European Union officials are deeply concerned that the U.S. may violate the current trade agreement between the two jurisdictions by hiking tariffs on steel and aluminum products.
European Union officials have raised concerns about a potential U.S. move to expand the list of EU products subject to higher tariffs on steel and aluminum. The concerns center on the U.S. potentially destroying the trade agreement it recently signed. Anonymous sources say Maros Sefcovic, the EU’s trade chief, is expected to raise the concern with U.S. Commerce Secretary Howard Lutnick when the two meet in Brussels on November 24th.
EU warns on potential US steel tariff expansion
EU officials are raising concerns that a potential expansion of US tariffs on EU steel and aluminum would undercut the spirit of their recent trade agreement, especially the agreed-upon 15 percent tariff ceiling.Brussels is… pic.twitter.com/BENmAxwaqS
— Danny Naz (@ThePupOfWallSt) November 17, 2025
Bloomberg reported receiving tips from anonymous sources that the EU is concerned the U.S. may revise tariff regulations on EU products to a higher level. U.S. President Donald Trump and European Commission President Ursula von der Leyen agreed to eliminate the bloc’s tariffs on U.S. products. They set a 15% tariff limit on most EU products shipped to the U.S. The nations agreed on the current tariffs to restore a trade balance and create a predictable environment for businesses and governments on both sides.
The European Union still faces a 50% tariff on aluminum and steel products, and the list now exceeds 400 items. The EU argues that the list of these items is challenging and could attract similar moves in other sectors.
The officials are deeply concerned that the range of goods affected by the tariffs and the potential for higher levies on different industries could exceed the existing agreement when Washington revises the list of products subject to higher tariffs. Washington updates the list several times a year.
The European Union officials are urging the U.S. to avoid implementing new policies that could jeopardise the trade relationship between the two parties sealed by their recent trade agreement. New tariffs could disrupt the stability and predictability of trade between the two jurisdictions. The 15% tariff ceiling applies to cars, pharmaceuticals, chips, and wood, a rate that the EU wants to maintain as the standard in other industries that the U.S. might target for higher levies.

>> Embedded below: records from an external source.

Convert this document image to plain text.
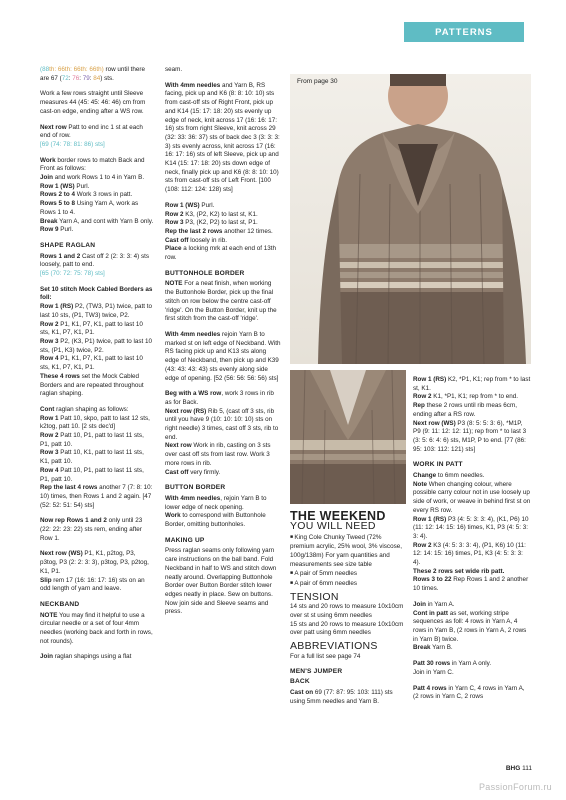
PATTERNS

(88th: 66th: 66th: 66th) row until there are 67 (72: 76: 79: 84) sts.

Work a few rows straight until Sleeve measures 44 (45: 45: 46: 46) cm from cast-on edge, ending after a WS row.

Next row Patt to end inc 1 st at each end of row.
[69 (74: 78: 81: 86) sts]

Work border rows to match Back and Front as follows:
Join and work Rows 1 to 4 in Yarn B.
Row 1 (WS) Purl.
Rows 2 to 4 Work 3 rows in patt.
Rows 5 to 8 Using Yarn A, work as Rows 1 to 4.
Break Yarn A, and cont with Yarn B only.
Row 9 Purl.

SHAPE RAGLAN

Rows 1 and 2 Cast off 2 (2: 3: 3: 4) sts loosely, patt to end.
[65 (70: 72: 75: 78) sts]

Set 10 stitch Mock Cabled Borders as foll:
Row 1 (RS) P2, (TW3, P1) twice, patt to last 10 sts, (P1, TW3) twice, P2.
Row 2 P1, K1, P7, K1, patt to last 10 sts, K1, P7, K1, P1.
Row 3 P2, (K3, P1) twice, patt to last 10 sts, (P1, K3) twice, P2.
Row 4 P1, K1, P7, K1, patt to last 10 sts, K1, P7, K1, P1.
These 4 rows set the Mock Cabled Borders and are repeated throughout raglan shaping.

Cont raglan shaping as follows:
Row 1 Patt 10, skpo, patt to last 12 sts, k2tog, patt 10. [2 sts dec'd]
Row 2 Patt 10, P1, patt to last 11 sts, P1, patt 10.
Row 3 Patt 10, K1, patt to last 11 sts, K1, patt 10.
Row 4 Patt 10, P1, patt to last 11 sts, P1, patt 10.
Rep the last 4 rows another 7 (7: 8: 10: 10) times, then Rows 1 and 2 again. [47 (52: 52: 51: 54) sts]

Now rep Rows 1 and 2 only until 23 (22: 22: 23: 22) sts rem, ending after Row 1.

Next row (WS) P1, K1, p2tog, P3, p3tog, P3 (2: 2: 3: 3), p3tog, P3, p2tog, K1, P1.
Slip rem 17 (16: 16: 17: 16) sts on an odd length of yarn and leave.

NECKBAND

NOTE You may find it helpful to use a circular needle or a set of four 4mm needles (working back and forth in rows, not rounds).

Join raglan shapings using a flat

seam.

With 4mm needles and Yarn B, RS facing, pick up and K6 (8: 8: 10: 10) sts from cast-off sts of Right Front, pick up and K14 (15: 17: 18: 20) sts evenly up edge of neck, knit across 17 (16: 16: 17: 16) sts from right Sleeve, knit across 29 (32: 33: 36: 37) sts of back dec 3 (3: 3: 3: 3) sts evenly across, knit across 17 (16: 16: 17: 16) sts of left Sleeve, pick up and K14 (15: 17: 18: 20) sts down edge of neck, finally pick up and K6 (8: 8: 10: 10) sts from cast-off sts of Left Front. [100 (108: 112: 124: 128) sts]

Row 1 (WS) Purl.
Row 2 K3, (P2, K2) to last st, K1.
Row 3 P3, (K2, P2) to last st, P1.
Rep the last 2 rows another 12 times.
Cast off loosely in rib.
Place a locking mrk at each end of 13th row.

BUTTONHOLE BORDER

NOTE For a neat finish, when working the Buttonhole Border, pick up the final stitch on row below the centre cast-off 'ridge'. On the Button Border, knit up the first stitch from the cast-off 'ridge'.

With 4mm needles rejoin Yarn B to marked st on left edge of Neckband. With RS facing pick up and K13 sts along edge of Neckband, then pick up and K39 (43: 43: 43: 43) sts evenly along side edge of opening. [52 (56: 56: 56: 56) sts]

Beg with a WS row, work 3 rows in rib as for Back.
Next row (RS) Rib 5, (cast off 3 sts, rib until you have 9 (10: 10: 10: 10) sts on right needle) 3 times, cast off 3 sts, rib to end.
Next row Work in rib, casting on 3 sts over cast off sts from last row. Work 3 more rows in rib.
Cast off very firmly.

BUTTON BORDER

With 4mm needles, rejoin Yarn B to lower edge of neck opening.
Work to correspond with Buttonhole Border, omitting buttonholes.

MAKING UP

Press raglan seams only following yarn care instructions on the ball band. Fold Neckband in half to WS and stitch down neatly around. Overlapping Buttonhole Border over Button Border stitch lower edges neatly in place. Sew on buttons. Now join side and Sleeve seams and press.

From page 30
THE WEEKEND
YOU WILL NEED
■ King Cole Chunky Tweed (72% premium acrylic, 25% wool, 3% viscose, 100g/138m) For yarn quantities and measurements see size table
■ A pair of 5mm needles
■ A pair of 6mm needles
TENSION
14 sts and 20 rows to measure 10x10cm over st st using 6mm needles
15 sts and 20 rows to measure 10x10cm over patt using 6mm needles
ABBREVIATIONS
For a full list see page 74
MEN'S JUMPER
BACK
Cast on 69 (77: 87: 95: 103: 111) sts using 5mm needles and Yarn B.

Row 1 (RS) K2, *P1, K1; rep from * to last st, K1.
Row 2 K1, *P1, K1; rep from * to end.
Rep these 2 rows until rib meas 6cm, ending after a RS row.
Next row (WS) P3 (8: 5: 5: 3: 6), *M1P, P9 (9: 11: 12: 12: 11); rep from * to last 3 (3: 5: 6: 4: 6) sts, M1P, P to end. [77 (86: 95: 103: 112: 121) sts]

WORK IN PATT

Change to 6mm needles.
Note When changing colour, where possible carry colour not in use loosely up side of work, or weave in behind first st on every RS row.
Row 1 (RS) P3 (4: 5: 3: 3: 4), (K1, P6) 10 (11: 12: 14: 15: 16) times, K1, P3 (4: 5: 3: 3: 4).
Row 2 K3 (4: 5: 3: 3: 4), (P1, K6) 10 (11: 12: 14: 15: 16) times, P1, K3 (4: 5: 3: 3: 4).
These 2 rows set wide rib patt.
Rows 3 to 22 Rep Rows 1 and 2 another 10 times.

Join in Yarn A.
Cont in patt as set, working stripe sequences as foll: 4 rows in Yarn A, 4 rows in Yarn B, (2 rows in Yarn A, 2 rows in Yarn B) twice.
Break Yarn B.

Patt 30 rows in Yarn A only.
Join in Yarn C.

Patt 4 rows in Yarn C, 4 rows in Yarn A, (2 rows in Yarn C, 2 rows

BHG 111
PassionForum.ru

The sources also revealed that the commission handling trade matters for the bloc’s member states also wants a new system that would allow a certain amount of metal exports to receive lower levies. The commission also aims to involve relevant stakeholders alongside the U.S. in a mechanism to regulate trade better and prevent cheap imports from overwhelming their markets.
The anonymous sources suggest that the U.S. has been urging the European Union to reach a consensus and sign a legally binding agreement similar to those of other countries. According to the sources, the U.S. sent proposals to Brussels earlier this year in an effort to revise EU regulations that harm American businesses.
However, the sources indicate that the European Union is opposed to a legally binding contract because it would complicate its approval procedures, necessitating greater involvement from both member states and the parliament. The anonymous tip highlighted that the EU even shared a draft action plan with the U.S. last week to show its continued support for the deal.
The tariff conflict could shake the global market as they have historically. Trump announced that each American is set to receive a tariff dividend worth $2,000. Cryptopolitan recently reported that the dividend would see an upsurge in stocks and crypto, citing the COVID-era stimulus cheque that sent asset prices wild.
However, Scott Bessent, U.S. Treasury Secretary, revealed in an interview that the proposed $2,000 tariff checks on Americans would need congressional approval. He added that Americans receiving over $100,000 a year do not qualify for the dividend.